Une ambition poursuivie par Feryane qui souhaite « offrir un éventail assez large de la production éditoriale française » avec Là où les chiens aboient par la queue d'Estelle Sarah-Bulle (Liana Levi) ou la saga L'amie prodigieuse d'Elena Ferrante (Gallimard). Chez Libra Diffusio, les lecteurs ont notamment le choix entre les romans de Guillaume Musso, Gilles Legardinier ou Agnès Martin-Lugand, quand La Loupe propose Un hosanna sans fin de Jean d'Ormesson (Héloïse d'Ormesson) ou Ma vie de Bacha Posh de Nadia Hashimi (Castelmore).
Au sein de son catalogue, Alban du Cosquer, fondateur de La Loupe, publie également des inédits, « une quarantaine de livres pratiques sur l'alimentation et la santé qui visent spécifiquement les seniors ». Bien que ces ouvrages enregistrent « de toutes petites ventes », entre 100 ou 200 exemplaires, l'éditeur y « tient beaucoup » et ne compte pas renoncer à les publier.

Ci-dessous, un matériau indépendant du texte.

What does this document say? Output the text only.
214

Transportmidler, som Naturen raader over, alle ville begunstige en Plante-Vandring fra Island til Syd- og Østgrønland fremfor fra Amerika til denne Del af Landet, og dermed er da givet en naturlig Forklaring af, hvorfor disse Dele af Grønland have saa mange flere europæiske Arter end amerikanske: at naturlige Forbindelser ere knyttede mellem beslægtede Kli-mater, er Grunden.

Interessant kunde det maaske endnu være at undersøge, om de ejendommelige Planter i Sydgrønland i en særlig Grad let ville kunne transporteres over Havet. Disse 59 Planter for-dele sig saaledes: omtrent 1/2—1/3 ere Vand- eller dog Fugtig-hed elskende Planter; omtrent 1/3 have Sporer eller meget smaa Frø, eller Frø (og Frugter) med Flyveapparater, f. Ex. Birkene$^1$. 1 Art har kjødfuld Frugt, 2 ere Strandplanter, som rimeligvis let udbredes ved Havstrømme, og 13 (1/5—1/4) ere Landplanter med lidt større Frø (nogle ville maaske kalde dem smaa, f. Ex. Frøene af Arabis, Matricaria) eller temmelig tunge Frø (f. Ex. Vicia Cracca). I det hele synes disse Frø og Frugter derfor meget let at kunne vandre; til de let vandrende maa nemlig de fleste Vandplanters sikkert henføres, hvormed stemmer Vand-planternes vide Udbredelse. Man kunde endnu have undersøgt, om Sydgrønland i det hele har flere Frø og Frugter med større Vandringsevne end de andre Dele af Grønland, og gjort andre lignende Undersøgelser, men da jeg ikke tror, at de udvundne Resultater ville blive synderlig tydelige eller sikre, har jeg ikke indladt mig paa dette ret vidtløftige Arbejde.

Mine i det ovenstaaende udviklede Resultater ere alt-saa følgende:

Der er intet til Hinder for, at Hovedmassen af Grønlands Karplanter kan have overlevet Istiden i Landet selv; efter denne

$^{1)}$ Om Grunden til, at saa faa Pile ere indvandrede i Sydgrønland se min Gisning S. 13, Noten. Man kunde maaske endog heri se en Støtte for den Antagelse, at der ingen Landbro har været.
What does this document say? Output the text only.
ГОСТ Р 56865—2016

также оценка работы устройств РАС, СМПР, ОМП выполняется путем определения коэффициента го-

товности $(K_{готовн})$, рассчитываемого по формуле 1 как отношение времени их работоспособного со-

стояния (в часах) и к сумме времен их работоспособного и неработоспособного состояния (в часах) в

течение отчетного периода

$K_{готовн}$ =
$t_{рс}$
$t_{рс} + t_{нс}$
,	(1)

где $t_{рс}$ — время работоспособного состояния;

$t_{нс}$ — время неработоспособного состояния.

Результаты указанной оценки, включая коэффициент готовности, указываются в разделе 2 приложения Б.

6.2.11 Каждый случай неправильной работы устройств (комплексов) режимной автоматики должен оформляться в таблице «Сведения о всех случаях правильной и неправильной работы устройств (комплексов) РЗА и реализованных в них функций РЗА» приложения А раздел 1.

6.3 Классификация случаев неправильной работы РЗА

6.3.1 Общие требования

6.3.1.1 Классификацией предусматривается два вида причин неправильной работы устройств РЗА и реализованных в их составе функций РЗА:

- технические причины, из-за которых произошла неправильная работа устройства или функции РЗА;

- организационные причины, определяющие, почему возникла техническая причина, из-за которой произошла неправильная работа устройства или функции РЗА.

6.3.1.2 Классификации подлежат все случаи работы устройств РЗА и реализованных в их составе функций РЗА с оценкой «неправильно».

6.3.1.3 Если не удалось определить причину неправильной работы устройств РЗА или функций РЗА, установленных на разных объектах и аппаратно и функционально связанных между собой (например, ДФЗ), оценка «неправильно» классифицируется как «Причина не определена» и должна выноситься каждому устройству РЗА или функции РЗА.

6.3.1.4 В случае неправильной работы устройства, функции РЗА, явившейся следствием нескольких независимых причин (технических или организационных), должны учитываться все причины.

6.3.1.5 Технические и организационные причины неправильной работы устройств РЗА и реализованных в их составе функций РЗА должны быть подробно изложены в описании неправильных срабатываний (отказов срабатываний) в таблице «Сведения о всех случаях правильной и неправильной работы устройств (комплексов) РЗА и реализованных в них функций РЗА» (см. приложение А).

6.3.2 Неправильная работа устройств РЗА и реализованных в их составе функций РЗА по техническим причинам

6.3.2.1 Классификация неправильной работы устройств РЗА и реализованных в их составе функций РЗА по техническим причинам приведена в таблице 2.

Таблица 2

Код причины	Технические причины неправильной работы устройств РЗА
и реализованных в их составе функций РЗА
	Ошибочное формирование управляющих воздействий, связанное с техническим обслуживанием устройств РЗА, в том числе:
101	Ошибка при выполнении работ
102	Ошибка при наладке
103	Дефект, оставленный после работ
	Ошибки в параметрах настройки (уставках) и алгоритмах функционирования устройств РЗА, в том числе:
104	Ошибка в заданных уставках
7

Si l'édition de livres adaptés « marche bien », les temps sont tout de même « difficiles », admet Alban du Cosquer. Principalement disponibles en bibliothèque, ces ouvrages peinent à entrer dans les rayons des libraires. En cause : un manque de place pour ranger ces ouvrages plus volumineux que les autres, une mauvaise image des livres adaptés souvent assimilés à la vieillesse ou au handicap, et une rotation pas assez rapide en rayon. Pourtant, selon Grégory Chaquin, une visibilité accrue en librairie « pourrait être un relais de croissance et permettre d'attirer une nouvelle population de lecteurs qui ne vont plus acheter de livres ».